Milon était non seulement imbattable à la lutte debout (orthopale) mais aussi à la lutte de soumission, discipline non olympique (nommée kato pale "lutte totale" ou alyndisis "lutte allongée").
Pratiquée dans le sable ou sur l'herbe, cette lutte naturelle existait encore sous sa forme traditionnelle à l'īle de la Réunion jusqu'aux années 1970 (et sūrement ailleurs dans le monde).

Pour l'anecdote, la lutte traditionnelle réunionnaise baptisée "la croche" en créole, est en train de renaītre grâce à un groupe de passionnés au sein de l'association du même nom : A.S. La Croche. Vous pouvez suivre cet effort sur http://www.lacroche.com (adresse définitive).

Nuances importantes :
- Les informations concernant les époques lointaines sont à prendre au conditionnel. Elles sont incomplètes mais aussi peut-être sujettes à exagération de la part des chroniqueurs de l'époque.
- Le "Monde Grec" puis l'Empire Romain se limitaient au pourtour méditerranéen, ou tout au plus des sables du Sahara jusqu'à la Grande Bretagne, et du détroit de Gibraltar aux rives de l'Indus. De nos jours, les compétiteurs sont véritablement issus du monde entier.

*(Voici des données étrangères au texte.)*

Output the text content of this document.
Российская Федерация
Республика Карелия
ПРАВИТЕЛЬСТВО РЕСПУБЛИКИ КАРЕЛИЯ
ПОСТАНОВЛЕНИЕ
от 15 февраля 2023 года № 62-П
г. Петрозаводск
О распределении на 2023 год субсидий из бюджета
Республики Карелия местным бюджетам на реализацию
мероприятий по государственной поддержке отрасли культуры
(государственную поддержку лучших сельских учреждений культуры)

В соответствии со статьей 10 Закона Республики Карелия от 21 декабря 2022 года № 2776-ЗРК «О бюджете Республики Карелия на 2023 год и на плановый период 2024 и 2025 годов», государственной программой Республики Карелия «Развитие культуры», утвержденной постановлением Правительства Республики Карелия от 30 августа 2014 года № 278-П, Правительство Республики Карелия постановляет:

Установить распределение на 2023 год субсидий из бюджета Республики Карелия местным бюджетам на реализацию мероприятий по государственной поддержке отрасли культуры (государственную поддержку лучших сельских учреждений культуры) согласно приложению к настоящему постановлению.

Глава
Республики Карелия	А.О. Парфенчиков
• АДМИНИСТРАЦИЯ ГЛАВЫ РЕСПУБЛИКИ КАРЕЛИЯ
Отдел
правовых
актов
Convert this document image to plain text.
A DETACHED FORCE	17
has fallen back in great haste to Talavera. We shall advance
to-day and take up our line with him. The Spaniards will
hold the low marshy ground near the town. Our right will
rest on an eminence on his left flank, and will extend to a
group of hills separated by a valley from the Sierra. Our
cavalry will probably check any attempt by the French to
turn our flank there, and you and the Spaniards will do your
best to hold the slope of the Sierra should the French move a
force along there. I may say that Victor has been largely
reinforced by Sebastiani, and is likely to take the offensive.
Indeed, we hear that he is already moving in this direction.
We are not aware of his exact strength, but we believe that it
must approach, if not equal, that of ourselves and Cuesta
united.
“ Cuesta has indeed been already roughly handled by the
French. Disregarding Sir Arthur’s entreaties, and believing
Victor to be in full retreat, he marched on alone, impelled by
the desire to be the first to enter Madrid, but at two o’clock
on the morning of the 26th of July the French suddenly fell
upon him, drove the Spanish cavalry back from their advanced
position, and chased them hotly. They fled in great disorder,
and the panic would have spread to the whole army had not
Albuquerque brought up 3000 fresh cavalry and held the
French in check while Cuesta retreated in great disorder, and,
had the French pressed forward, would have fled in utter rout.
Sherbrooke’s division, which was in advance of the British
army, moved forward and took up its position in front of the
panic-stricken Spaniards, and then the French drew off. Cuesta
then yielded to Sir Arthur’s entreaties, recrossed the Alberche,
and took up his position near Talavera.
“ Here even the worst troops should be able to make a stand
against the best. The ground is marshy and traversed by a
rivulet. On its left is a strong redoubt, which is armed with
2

Il faudrait donc proposer un classement pour nos contemporains, peut-être même en distinguant la seconde moitié du XXème siècle de la première.

Ainsi, le boxeur américain Joe Louis, champion du monde poids lourds de 1937 à 1949, et le judoka japonais Masahiko Kimura, champion du Japon toutes catégories de 1937 à 1949 également, pourraient être considérés, respectivement, comme les meilleurs pugiliste et lutteur de leur temps.

Pour la période où la concurrence est la plus forte (de 1950 à nos jours), il a fallu départager :
- les lutteurs russes Alexandr Medved et Alexandr Karelin,
- les boxeurs cubains Teofilo Stevenson et Felix Savon-Fabre,
- le boxeur américain Cassius Clay alias Mohamed Ali
- et le boxeur britannique Lennox Lewis.

Ils se tiennent dans un mouchoir de poche avec une longévité au sommet de 12-13 ans et des palmarès équivalents mais grâce à un sondage réalisé sur http://www.kakutofrance.com/modules.php?nolef=1&ModPath=phpBB2&ModStart=viewtopic&t=1617&t=1617
deux noms se sont clairement détachés du lot :

n°2 (et meilleur pugiliste) : Cassius Clay, alias Mohamed Ali (1m90, 81kg puis de 95 à 100kg) : 1er titre en 1960 (vainqueur olympique). Une fois passé professionnel, règnes de 1964 à 1968, de 1974 à 1978 puis de 1978 à 1979. Destitué en 1968 à cause de son refus de participer à la guerre du Vietnam. Dans l'intervalle, battu 2 fois titre en jeu (Frazier, L.Spinks).

n°1 : Aleksandr Karelin (1m91, 130 kg) : 1er titre en 1985 (champion du monde "espoirs"), dernier en 1999 (champion du monde "seniors"). Avec au passage trois titres olympiques. Jamais battu dans l'intervalle au niveau mondial.